A company wanted to improve its bottom line.  After many discussions and benchmarking visits, the CEO decided that Six Sigma was the most effective approach available.  The company began to deploy Six Sigma the following year.  Initially, measuring Six Sigma project results in cost savings was the outcome that drew the most attention.  But, it was quickly seen that the potential of Six Sigma was so much more.  The company decided to go beyond cost savings and pursue the goal of delivering perfect products to customers.  Further, the company believed that if it could use Six Sigma to support the success of its customers the company would create a competitive advantage in the market place that would be hard for others to match.  By using Six Sigma to solve customer problems, the company would change the competitive landscape by connecting its products with an effective problem solving process and tools that customers would see as a product differentiator.

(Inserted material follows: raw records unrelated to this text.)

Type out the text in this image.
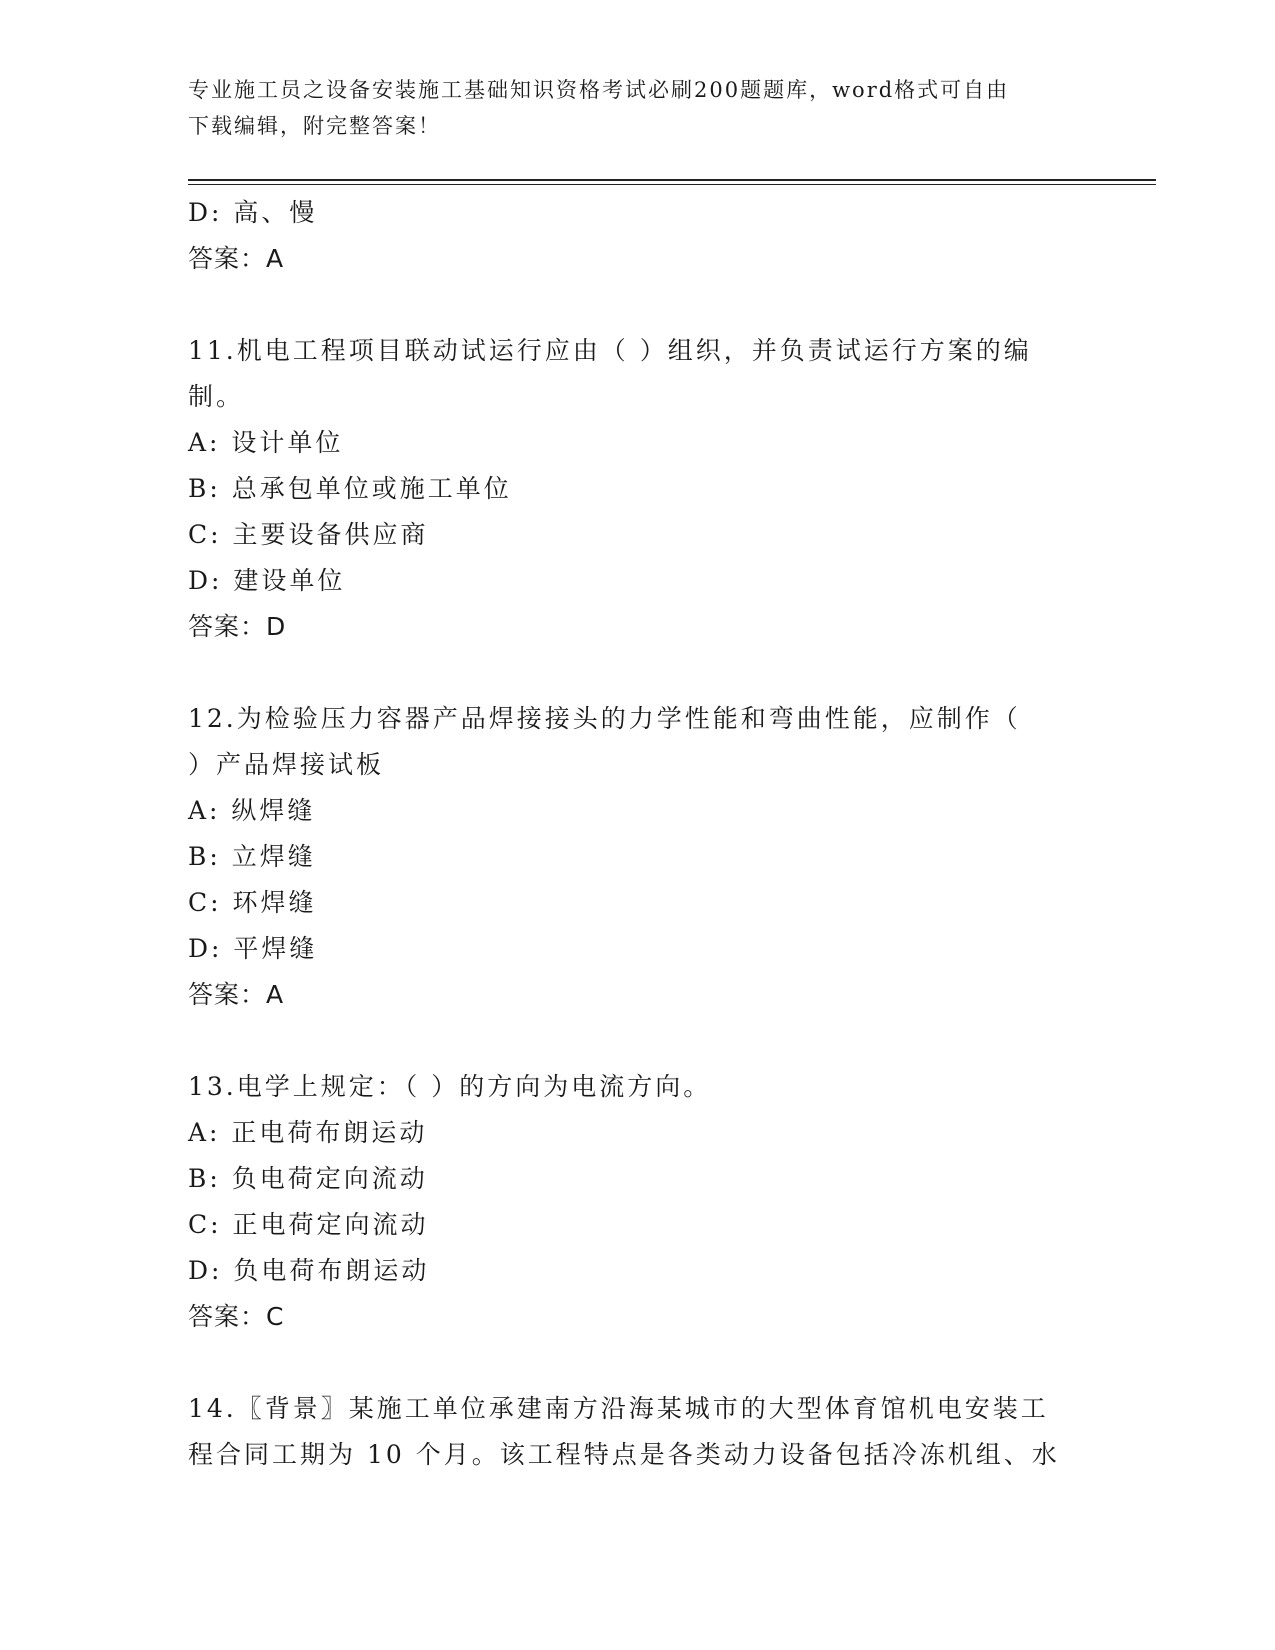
专业施工员之设备安装施工基础知识资格考试必刷200题题库，word格式可自由
下载编辑，附完整答案！
D: 高、慢
答案：A
11.机电工程项目联动试运行应由（ ）组织，并负责试运行方案的编
制。
A: 设计单位
B: 总承包单位或施工单位
C: 主要设备供应商
D: 建设单位
答案：D
12.为检验压力容器产品焊接接头的力学性能和弯曲性能，应制作（
）产品焊接试板
A: 纵焊缝
B: 立焊缝
C: 环焊缝
D: 平焊缝
答案：A
13.电学上规定：（ ）的方向为电流方向。
A: 正电荷布朗运动
B: 负电荷定向流动
C: 正电荷定向流动
D: 负电荷布朗运动
答案：C
14.〖背景〗某施工单位承建南方沿海某城市的大型体育馆机电安装工
程合同工期为 10 个月。该工程特点是各类动力设备包括冷冻机组、水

After becoming firmly grounded in the Six Sigma process and tools, the company began exploring with customers the big issues causing them the most concern and having the biggest negative impact on their business performance.  Following these investigations it was clear that one of the customers’ biggest costs was the energy needed to operate the company’s products.  The decision was made to find some customers who would be willing to let the company help them reduce energy consumption.  When customers found out what the company was asking to do and that it would cost the customers only the time needed to be on a Six Sigma team, finding a willing partner happened fast.

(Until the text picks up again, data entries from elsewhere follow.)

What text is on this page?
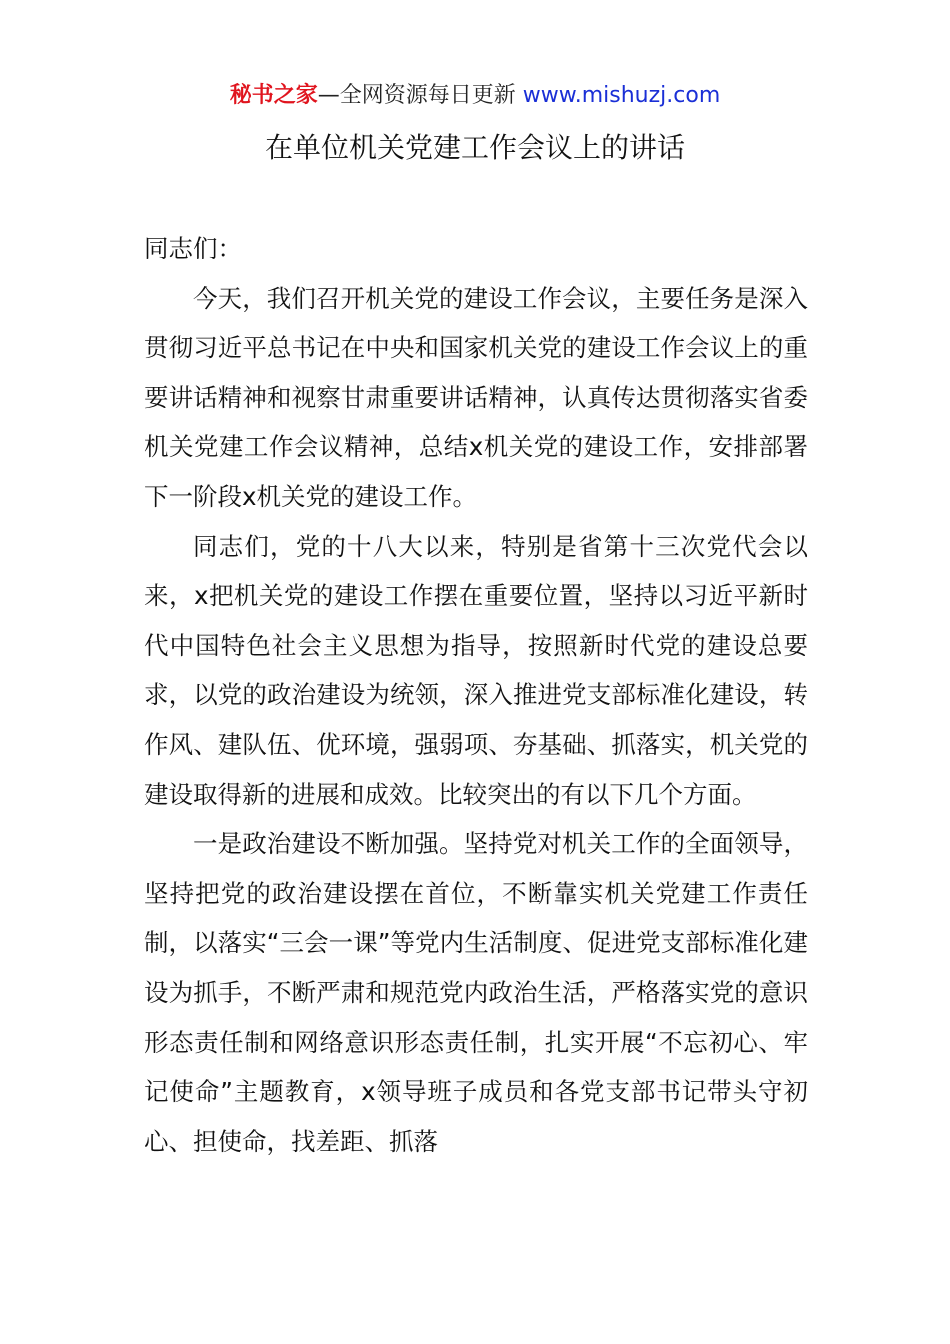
秘书之家—全网资源每日更新 www.mishuzj.com
在单位机关党建工作会议上的讲话

同志们：

今天，我们召开机关党的建设工作会议，主要任务是深入贯彻习近平总书记在中央和国家机关党的建设工作会议上的重要讲话精神和视察甘肃重要讲话精神，认真传达贯彻落实省委机关党建工作会议精神，总结x机关党的建设工作，安排部署下一阶段x机关党的建设工作。

同志们，党的十八大以来，特别是省第十三次党代会以来，x把机关党的建设工作摆在重要位置，坚持以习近平新时代中国特色社会主义思想为指导，按照新时代党的建设总要求，以党的政治建设为统领，深入推进党支部标准化建设，转作风、建队伍、优环境，强弱项、夯基础、抓落实，机关党的建设取得新的进展和成效。比较突出的有以下几个方面。

一是政治建设不断加强。坚持党对机关工作的全面领导，坚持把党的政治建设摆在首位，不断靠实机关党建工作责任制，以落实“三会一课”等党内生活制度、促进党支部标准化建设为抓手，不断严肃和规范党内政治生活，严格落实党的意识形态责任制和网络意识形态责任制，扎实开展“不忘初心、牢记使命”主题教育，x领导班子成员和各党支部书记带头守初心、担使命，找差距、抓落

The company assigned a Sponsor, Black Belt (BB), Master Black Belt (MBB) and team members to the customer’s project.  The customer assigned a Co-Sponsor, Co-Belt and team members.

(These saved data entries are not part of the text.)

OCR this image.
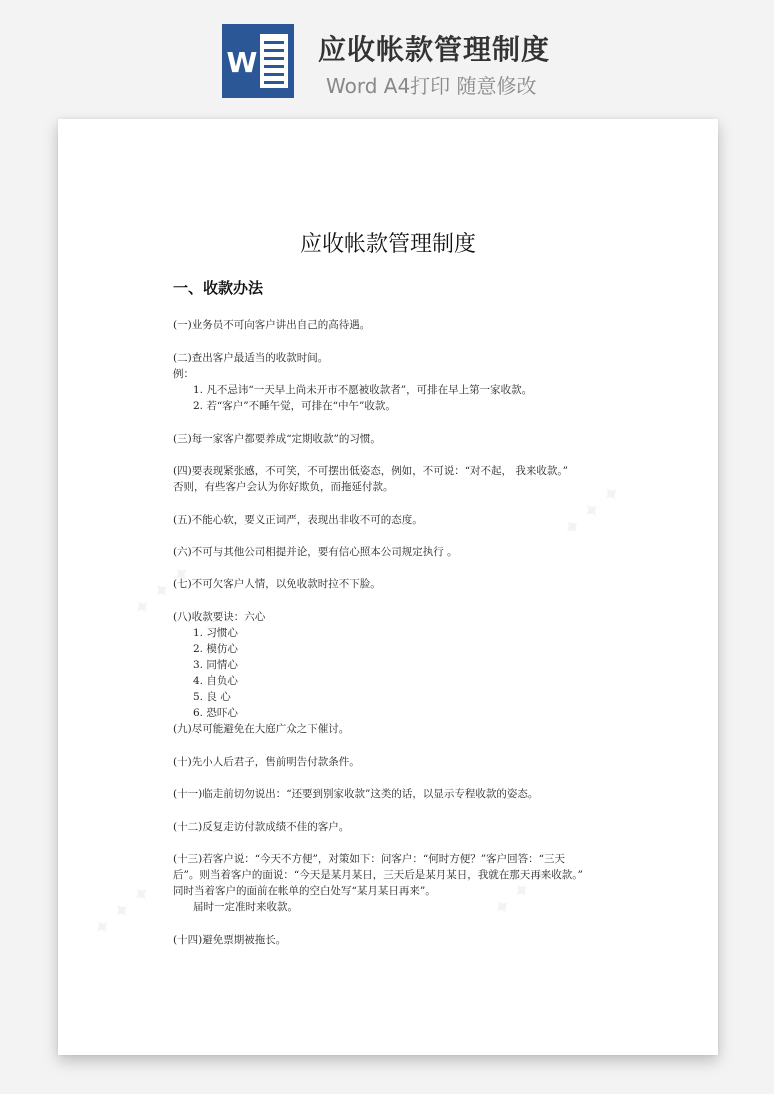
W 应收帐款管理制度
Word A4打印 随意修改
✦ ✦ ✦
✦ ✦ ✦
✦ ✦ ✦	✦ ✦ ✦
应收帐款管理制度
一、收款办法
(一)业务员不可向客户讲出自己的高待遇。
(二)查出客户最适当的收款时间。
例：
1. 凡不忌讳“一天早上尚未开市不愿被收款者”，可排在早上第一家收款。
2. 若“客户”不睡午觉，可排在“中午”收款。
(三)每一家客户都要养成“定期收款”的习惯。
(四)要表现紧张感，不可笑，不可摆出低姿态，例如，不可说：“对不起， 我来收款。”
否则，有些客户会认为你好欺负，而拖延付款。
(五)不能心软，要义正词严，表现出非收不可的态度。
(六)不可与其他公司相提并论，要有信心照本公司规定执行 。
(七)不可欠客户人情，以免收款时拉不下脸。
(八)收款要诀：六心
1. 习惯心
2. 模仿心
3. 同情心
4. 自负心
5. 良 心
6. 恐吓心
(九)尽可能避免在大庭广众之下催讨。
(十)先小人后君子，售前明告付款条件。
(十一)临走前切勿说出：“还要到别家收款”这类的话，以显示专程收款的姿态。
(十二)反复走访付款成绩不佳的客户。
(十三)若客户说：“今天不方便”，对策如下：问客户：“何时方便？”客户回答：“三天
后”。则当着客户的面说：“今天是某月某日，三天后是某月某日，我就在那天再来收款。”
同时当着客户的面前在帐单的空白处写“某月某日再来”。
届时一定准时来收款。
(十四)避免票期被拖长。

Over the course of a few months the project was completed with results that stunned all involved in both companies.  The customer reported that energy costs were reduced by several million dollars.  The savings came from a combination of improvements.  Some of these improvements were relatively obvious, others required the analysis of complex details, the strength of Six Sigma.

Following project completion, the company’s annual quality improvement award was given to the team, including the customer’s participants.  Even more importantly to the company, the customer ordered more products and signed up for more Six Sigma projects.  Further, this proved to the company that done correctly, using Six Sigma with customers is a competitive advantage that goes far beyond the cost saving characterizing many Six Sigma efforts.